Once aims and objectives have been agreed, research is carried out on the subject and the data that is available in relation to it. Some of the questions we tend to ask are:

• Do we know what data is needed to meet the desired objectives?
• Who owns or produces this data?
• Is the data open source and/or published and within the public domain?
• Does the data contain personal data about NHS staff, patients or contractors?

We also need to plan carefully to make sure we comply with legislation and meet all relevant requirements in areas such as data protection.
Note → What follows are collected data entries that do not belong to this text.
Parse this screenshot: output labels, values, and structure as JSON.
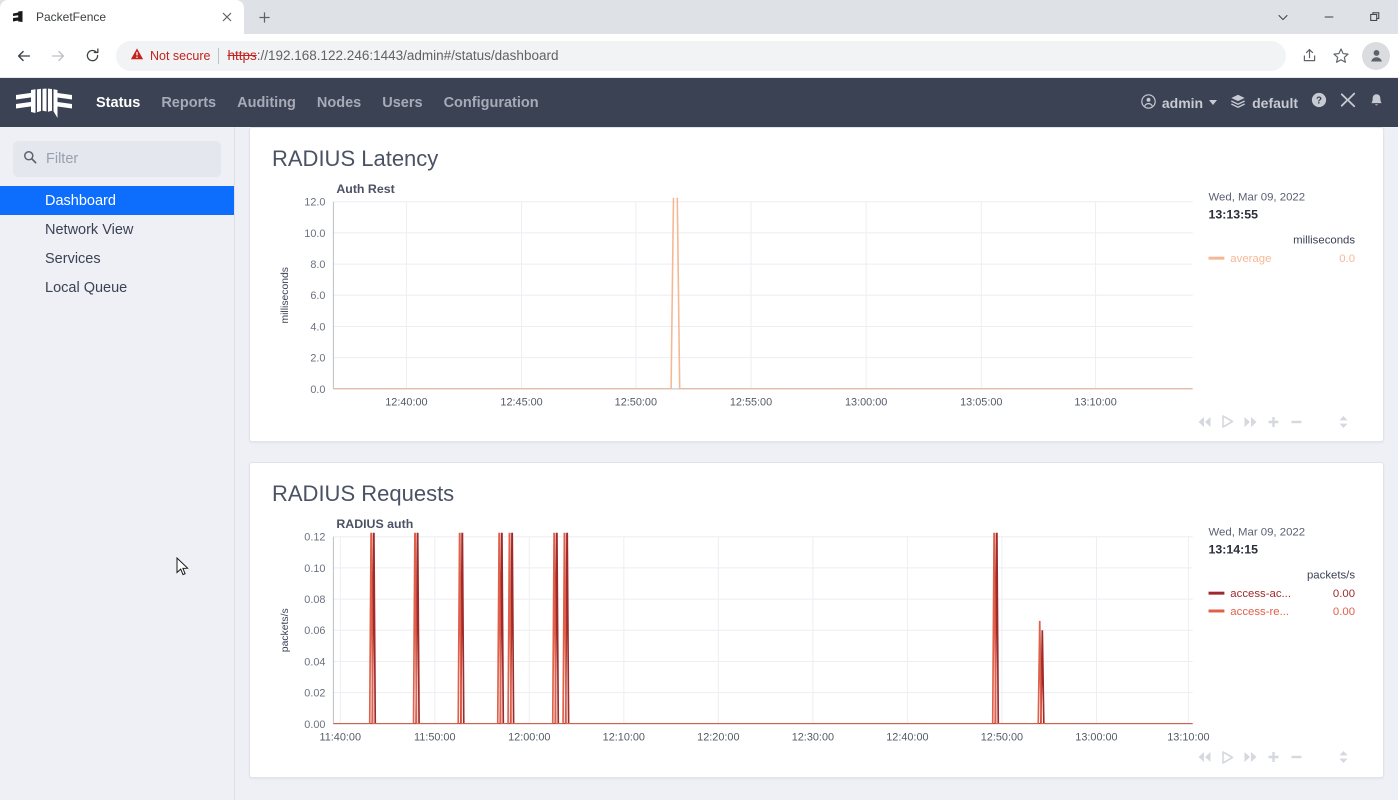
{
  "browser": {
    "tab": {
      "title": "PacketFence",
      "favicon_icon": "packetfence-favicon",
      "close_icon": "close-icon"
    },
    "new_tab_icon": "plus-icon",
    "window_controls": [
      {
        "name": "chevron-down-button",
        "icon": "chevron-down-icon"
      },
      {
        "name": "minimize-button",
        "icon": "minimize-icon"
      },
      {
        "name": "restore-button",
        "icon": "restore-icon"
      }
    ],
    "toolbar": {
      "back_icon": "arrow-left-icon",
      "forward_icon": "arrow-right-icon",
      "reload_icon": "reload-icon",
      "warning_icon": "warning-triangle-icon",
      "security_label": "Not secure",
      "url_scheme": "https",
      "url_rest": "://192.168.122.246:1443/admin#/status/dashboard",
      "url_host": "192.168.122.246:1443",
      "url_path": "/admin#/status/dashboard",
      "share_icon": "share-icon",
      "bookmark_icon": "star-icon",
      "profile_icon": "profile-avatar-icon"
    }
  },
  "appbar": {
    "logo_name": "packetfence-logo",
    "nav": [
      {
        "label": "Status",
        "active": true
      },
      {
        "label": "Reports",
        "active": false
      },
      {
        "label": "Auditing",
        "active": false
      },
      {
        "label": "Nodes",
        "active": false
      },
      {
        "label": "Users",
        "active": false
      },
      {
        "label": "Configuration",
        "active": false
      }
    ],
    "user": {
      "label": "admin",
      "icon": "user-circle-icon"
    },
    "tenant": {
      "label": "default",
      "icon": "layers-icon"
    },
    "help_icon": "question-circle-icon",
    "tools_icon": "tools-icon",
    "bell_icon": "bell-icon"
  },
  "sidebar": {
    "filter": {
      "placeholder": "Filter",
      "value": "",
      "icon": "search-icon"
    },
    "items": [
      {
        "label": "Dashboard",
        "active": true
      },
      {
        "label": "Network View",
        "active": false
      },
      {
        "label": "Services",
        "active": false
      },
      {
        "label": "Local Queue",
        "active": false
      }
    ]
  },
  "graph_controls": {
    "rewind_icon": "rewind-icon",
    "play_icon": "play-icon",
    "forward_icon": "fast-forward-icon",
    "zoom_in_icon": "plus-icon",
    "zoom_out_icon": "minus-icon",
    "resize_icon": "updown-arrows-icon"
  },
  "chart_data": [
    {
      "type": "line",
      "card_title": "RADIUS Latency",
      "title": "Auth Rest",
      "xlabel": "",
      "ylabel": "milliseconds",
      "ylim": [
        0.0,
        12.0
      ],
      "yticks": [
        "0.0",
        "2.0",
        "4.0",
        "6.0",
        "8.0",
        "10.0",
        "12.0"
      ],
      "ytick_values": [
        0.0,
        2.0,
        4.0,
        6.0,
        8.0,
        10.0,
        12.0
      ],
      "xticks": [
        "12:40:00",
        "12:45:00",
        "12:50:00",
        "12:55:00",
        "13:00:00",
        "13:05:00",
        "13:10:00"
      ],
      "xtick_positions": [
        0.085,
        0.219,
        0.352,
        0.486,
        0.62,
        0.754,
        0.887
      ],
      "grid": true,
      "timestamp_date": "Wed, Mar 09, 2022",
      "timestamp_time": "13:13:55",
      "legend_units": "milliseconds",
      "legend_position": "right",
      "series": [
        {
          "name": "average",
          "display_name": "average",
          "value": "0.0",
          "color": "#f5b895",
          "points": [
            [
              0.0,
              0.0
            ],
            [
              0.38,
              0.0
            ],
            [
              0.393,
              0.0
            ],
            [
              0.396,
              13.2
            ],
            [
              0.4,
              13.2
            ],
            [
              0.403,
              0.0
            ],
            [
              0.42,
              0.0
            ],
            [
              1.0,
              0.0
            ]
          ]
        }
      ]
    },
    {
      "type": "line",
      "card_title": "RADIUS Requests",
      "title": "RADIUS auth",
      "xlabel": "",
      "ylabel": "packets/s",
      "ylim": [
        0.0,
        0.12
      ],
      "yticks": [
        "0.00",
        "0.02",
        "0.04",
        "0.06",
        "0.08",
        "0.10",
        "0.12"
      ],
      "ytick_values": [
        0.0,
        0.02,
        0.04,
        0.06,
        0.08,
        0.1,
        0.12
      ],
      "xticks": [
        "11:40:00",
        "11:50:00",
        "12:00:00",
        "12:10:00",
        "12:20:00",
        "12:30:00",
        "12:40:00",
        "12:50:00",
        "13:00:00",
        "13:10:00"
      ],
      "xtick_positions": [
        0.008,
        0.118,
        0.228,
        0.338,
        0.448,
        0.558,
        0.668,
        0.778,
        0.888,
        0.995
      ],
      "grid": true,
      "timestamp_date": "Wed, Mar 09, 2022",
      "timestamp_time": "13:14:15",
      "legend_units": "packets/s",
      "legend_position": "right",
      "series": [
        {
          "name": "access-accept",
          "display_name": "access-ac...",
          "value": "0.00",
          "color": "#9e2a2b",
          "spikes": [
            [
              0.047,
              0.135
            ],
            [
              0.098,
              0.135
            ],
            [
              0.15,
              0.135
            ],
            [
              0.196,
              0.135
            ],
            [
              0.208,
              0.135
            ],
            [
              0.26,
              0.135
            ],
            [
              0.272,
              0.135
            ],
            [
              0.772,
              0.135
            ],
            [
              0.825,
              0.06
            ]
          ]
        },
        {
          "name": "access-request",
          "display_name": "access-re...",
          "value": "0.00",
          "color": "#e0604a",
          "spikes": [
            [
              0.044,
              0.135
            ],
            [
              0.095,
              0.135
            ],
            [
              0.147,
              0.135
            ],
            [
              0.193,
              0.135
            ],
            [
              0.205,
              0.135
            ],
            [
              0.257,
              0.135
            ],
            [
              0.269,
              0.135
            ],
            [
              0.769,
              0.135
            ],
            [
              0.822,
              0.066
            ]
          ]
        }
      ]
    }
  ]
}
Here are some of the issues we have to consider:

• If the data is open source, published or otherwise contains no personal data then access is much simpler and can usually be gained without much difficulty. However, this is rarely the case and more often we have to seek it from the data owner directly.
• If there is personal data included, we need to carefully consider if the data is necessary for our exercise or if it can be removed or refined to reduce the amount gathered. If this is not possible, and the data is necessary, thought must be given to each of the principles of the Data Protection Act 2018.
• It is also crucial that a secure method is used to receive and share data, and after receiving the data we need to transfer it to a usable format. As part of the analysis process we may match data to other datasets, e.g. Ordnance Survey data, post office address file, local authority address data and death data.
• We also need to check the accuracy of the data. This is achieved through a process of peer review.

The final product

Once we have analysed the data, we have to set out our conclusions in a way which enables recipients to understand what they mean as well as the context. This will include information about the scope of our analysis, any caveats that apply to the findings and indications on how to interpret the data or apply the conclusions appropriately.

Recipients may be colleagues within the NHSCFA or external stakeholders –we work with these recipients to assess whether the results of analysis support further work, in terms of additional analysis or an extension of the scope.

In conclusion, data analysis is a very important part of what we do here at the NHSCFA; data and information allows us to put together a more complete picture of what fraud looks like in the NHS, helping us to fight it and prevent it.